One day, I woke up and realized what happened to me wasn’t my fault. I couldn’t have known that someone I trusted and had emotionally invested a part of my life would’ve ever committed such an unfathomable action against me. I couldn’t live my life carrying someone else’s guilt, and I certainly couldn’t continue harming myself for the sake of numbing a pain that I cautiously trusted would fade like a scar – not as prominent as a scab, but still there every day to remind me of what happened and why I changed – in order to regain control. That morning, I chose to take back my life and feel again, opposite the way my fingers forced my gag reflex into action to numb my body. I came to understand that it would be okay to forgive my attacker for his actions – although, I would never allow myself the opportunity to say it directly to his face – and that in order to move on with my life it was a necessity of sorts to forgive his poor judgement in order to heal my wounds.

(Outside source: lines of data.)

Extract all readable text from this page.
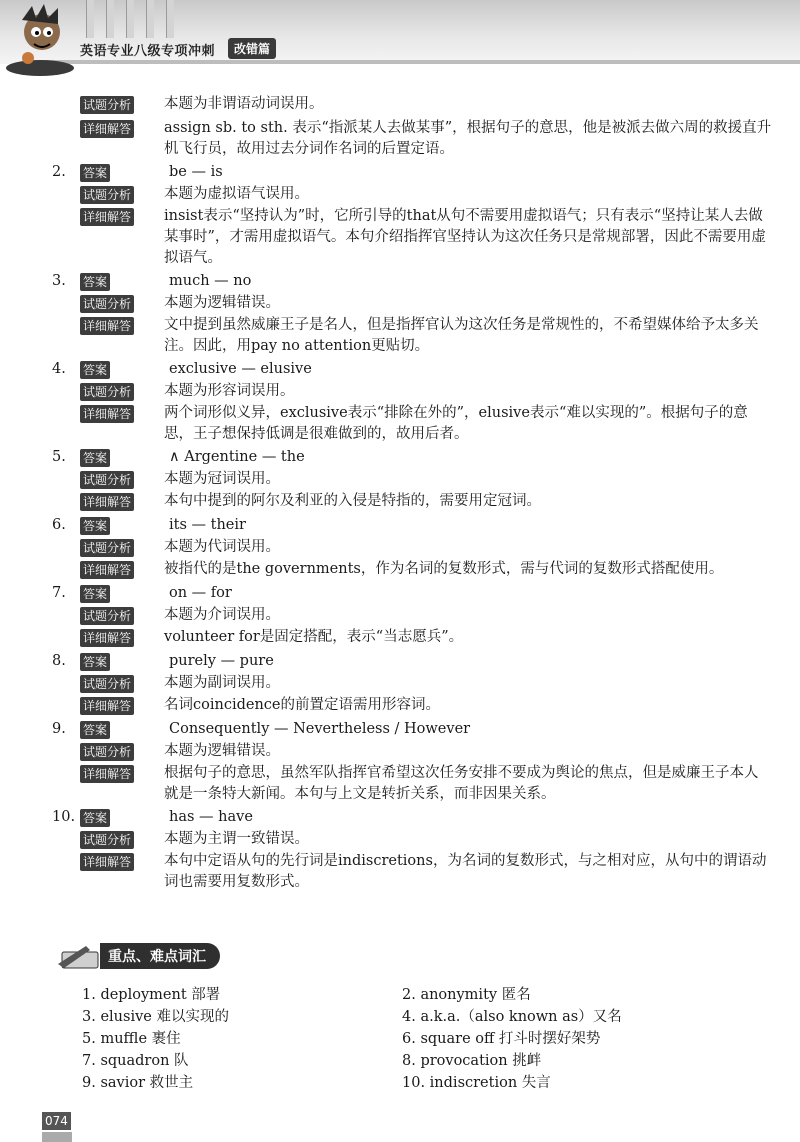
英语专业八级专项冲刺	改错篇
试题分析	本题为非谓语动词误用。
详细解答	assign sb. to sth. 表示“指派某人去做某事”，根据句子的意思，他是被派去做六周的救援直升机飞行员，故用过去分词作名词的后置定语。
2.	答案	be — is
试题分析	本题为虚拟语气误用。
详细解答	insist表示“坚持认为”时，它所引导的that从句不需要用虚拟语气；只有表示“坚持让某人去做某事时”，才需用虚拟语气。本句介绍指挥官坚持认为这次任务只是常规部署，因此不需要用虚拟语气。
3.	答案	much — no
试题分析	本题为逻辑错误。
详细解答	文中提到虽然威廉王子是名人，但是指挥官认为这次任务是常规性的，不希望媒体给予太多关注。因此，用pay no attention更贴切。
4.	答案	exclusive — elusive
试题分析	本题为形容词误用。
详细解答	两个词形似义异，exclusive表示“排除在外的”，elusive表示“难以实现的”。根据句子的意思，王子想保持低调是很难做到的，故用后者。
5.	答案	∧ Argentine — the
试题分析	本题为冠词误用。
详细解答	本句中提到的阿尔及利亚的入侵是特指的，需要用定冠词。
6.	答案	its — their
试题分析	本题为代词误用。
详细解答	被指代的是the governments，作为名词的复数形式，需与代词的复数形式搭配使用。
7.	答案	on — for
试题分析	本题为介词误用。
详细解答	volunteer for是固定搭配，表示“当志愿兵”。
8.	答案	purely — pure
试题分析	本题为副词误用。
详细解答	名词coincidence的前置定语需用形容词。
9.	答案	Consequently — Nevertheless / However
试题分析	本题为逻辑错误。
详细解答	根据句子的意思，虽然军队指挥官希望这次任务安排不要成为舆论的焦点，但是威廉王子本人就是一条特大新闻。本句与上文是转折关系，而非因果关系。
10. 答案	has — have
试题分析	本题为主谓一致错误。
详细解答	本句中定语从句的先行词是indiscretions，为名词的复数形式，与之相对应，从句中的谓语动词也需要用复数形式。
重点、难点词汇
1. deployment 部署	2. anonymity 匿名
3. elusive 难以实现的	4. a.k.a.（also known as）又名
5. muffle 裹住	6. square off 打斗时摆好架势
7. squadron 队	8. provocation 挑衅
9. savior 救世主	10. indiscretion 失言
074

I will never forget what he did, that is for certain. But I can move on and learn to trust again after internally forgiving him. The excruciating pain I felt, the helpless screams that escaped my throat, all of the begging for mercy that I cried in between sobs on the night of September 10, 2011 are forever a part of my life; what happened that night is not What I Be. I am a strong, independent, versatile, forgiving, happy, kind person, and I am not what has been done to me; I am so much more.